The opening day of the BILT Open a letdown, he was off to the practice area for speed drills. The exercise went off well, yet the gnawing effect refused to subside. It had been yet another unbridled show, yet coming away from the Jaypee Greens, Lahiri was alive to the situation. "Anger management is a process I'm yet to perfect," he admitted.
If he did not walk off with a blank mind after a bad shot in the previous round, Lahiri regained composure on Thursday. The mind pleasantly distracted after a game of Monopoly with friends, the 24-year-old swore to himself that he would not be swayed, come what may.
An eagle was just the way to start proceedings and soon he was scorching the sylvan greens with his short game. The putter leaving little room for error, the possibility of lip-out was rare.
"There were as many as five yesterday, and I swore to myself that I would not leave more than a few inches for the return putt," he said. Up seven-under after five, the signs were ominous, and Lahiri went on to prove that the second eagle on the 13th was no fluke.
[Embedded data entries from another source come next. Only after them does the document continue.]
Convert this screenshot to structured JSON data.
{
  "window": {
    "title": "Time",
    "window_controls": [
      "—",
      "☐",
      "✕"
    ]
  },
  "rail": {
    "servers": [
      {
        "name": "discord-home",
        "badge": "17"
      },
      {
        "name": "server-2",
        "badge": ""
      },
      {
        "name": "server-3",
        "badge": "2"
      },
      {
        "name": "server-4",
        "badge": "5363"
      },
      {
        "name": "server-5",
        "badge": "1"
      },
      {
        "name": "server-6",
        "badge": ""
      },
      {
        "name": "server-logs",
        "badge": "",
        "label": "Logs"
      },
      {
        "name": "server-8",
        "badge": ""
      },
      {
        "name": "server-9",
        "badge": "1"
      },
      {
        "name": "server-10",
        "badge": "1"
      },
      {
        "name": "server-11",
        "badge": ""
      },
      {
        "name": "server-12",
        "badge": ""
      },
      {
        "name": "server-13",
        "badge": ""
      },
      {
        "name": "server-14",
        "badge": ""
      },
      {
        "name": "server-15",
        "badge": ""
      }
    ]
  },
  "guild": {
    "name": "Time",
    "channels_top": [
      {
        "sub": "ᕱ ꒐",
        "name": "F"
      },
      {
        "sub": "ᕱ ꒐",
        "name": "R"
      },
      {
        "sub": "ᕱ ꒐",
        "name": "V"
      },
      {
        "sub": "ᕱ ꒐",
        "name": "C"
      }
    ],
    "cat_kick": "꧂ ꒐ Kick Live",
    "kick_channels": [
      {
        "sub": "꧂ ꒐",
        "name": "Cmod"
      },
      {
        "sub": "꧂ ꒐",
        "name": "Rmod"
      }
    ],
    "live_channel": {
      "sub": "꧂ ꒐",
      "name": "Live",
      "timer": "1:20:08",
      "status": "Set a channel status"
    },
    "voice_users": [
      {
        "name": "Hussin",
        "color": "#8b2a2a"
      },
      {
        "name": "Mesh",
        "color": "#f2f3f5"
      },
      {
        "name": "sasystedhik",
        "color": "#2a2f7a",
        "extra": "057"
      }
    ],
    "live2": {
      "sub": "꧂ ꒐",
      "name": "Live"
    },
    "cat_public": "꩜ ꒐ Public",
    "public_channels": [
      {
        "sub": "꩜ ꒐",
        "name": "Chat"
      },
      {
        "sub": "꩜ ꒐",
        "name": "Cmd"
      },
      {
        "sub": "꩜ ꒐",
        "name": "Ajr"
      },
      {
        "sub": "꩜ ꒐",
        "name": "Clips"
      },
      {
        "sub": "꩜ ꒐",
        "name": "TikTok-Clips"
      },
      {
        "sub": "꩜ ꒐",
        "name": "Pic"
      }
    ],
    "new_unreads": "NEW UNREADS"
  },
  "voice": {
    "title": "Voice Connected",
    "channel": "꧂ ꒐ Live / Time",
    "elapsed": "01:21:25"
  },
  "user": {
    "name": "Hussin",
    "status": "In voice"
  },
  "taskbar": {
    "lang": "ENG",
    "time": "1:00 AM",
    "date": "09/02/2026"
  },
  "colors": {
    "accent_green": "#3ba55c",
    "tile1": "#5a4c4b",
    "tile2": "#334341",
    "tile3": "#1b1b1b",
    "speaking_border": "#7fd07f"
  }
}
Reeling off birdie after birdie, he obliterated the course record of 64, set by Jyoti Randhawa during the final round of the 2008 edition. The day's 60 also equalled the lowest to par score on Indian soil.
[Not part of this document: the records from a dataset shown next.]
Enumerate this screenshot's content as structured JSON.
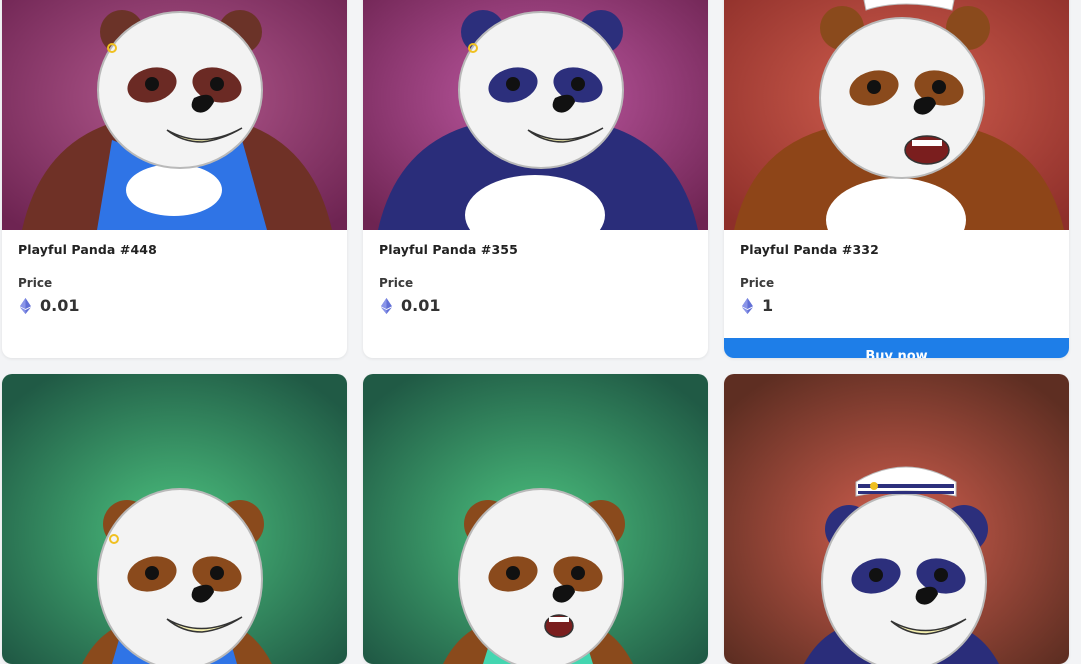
{
  "listings": [
    {
      "title": "Playful Panda #448",
      "price_label": "Price",
      "price": "0.01"
    },
    {
      "title": "Playful Panda #355",
      "price_label": "Price",
      "price": "0.01"
    },
    {
      "title": "Playful Panda #332",
      "price_label": "Price",
      "price": "1",
      "buy_label": "Buy now"
    }
  ],
  "currency_icon": "ethereum-icon",
  "colors": {
    "buy_button": "#1e7ee8",
    "card_bg": "#ffffff",
    "page_bg": "#f3f4f6",
    "eth_icon": "#6270d6"
  },
  "artwork": [
    {
      "background": "#8a2f66",
      "ears": "#6b3328",
      "eye_patches": "#6b2a24",
      "body": "#6f3126",
      "shirt": "#2f74e6"
    },
    {
      "background": "#8b2f6e",
      "ears": "#2c2f7c",
      "eye_patches": "#2c2f7c",
      "body": "#2a2d7a"
    },
    {
      "background": "#b8453f",
      "ears": "#8a4a1c",
      "eye_patches": "#8a4a1c",
      "body": "#8e4518",
      "hat": "sailor-hat"
    },
    {
      "background": "#37a064",
      "ears": "#8a4a1c",
      "eye_patches": "#8a4a1c",
      "body": "#8a4a1c",
      "shirt": "#2f74e6"
    },
    {
      "background": "#37a064",
      "ears": "#8a4a1c",
      "eye_patches": "#8a4a1c",
      "body": "#8a4a1c",
      "shirt": "#43d6b0"
    },
    {
      "background": "#b8453f",
      "ears": "#2c2f7c",
      "eye_patches": "#2c2f7c",
      "body": "#2a2d7a",
      "hat": "sailor-hat"
    }
  ]
}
Liang wen-Chong of China had left mouths gaping at the Delhi Golf Club during the opening round of the 2008 Indian Open when he had returned a 60. The card could have read better, but Lahiri knew better than to ponder over the missed 25-feet birdie putt on the final (9th) hole. "The figure of 59 is a magical one, maybe some other day," he said. Task completed, it was time for diversionary tactics again. "A movie tonight, I like to have fun too," he exclaimed.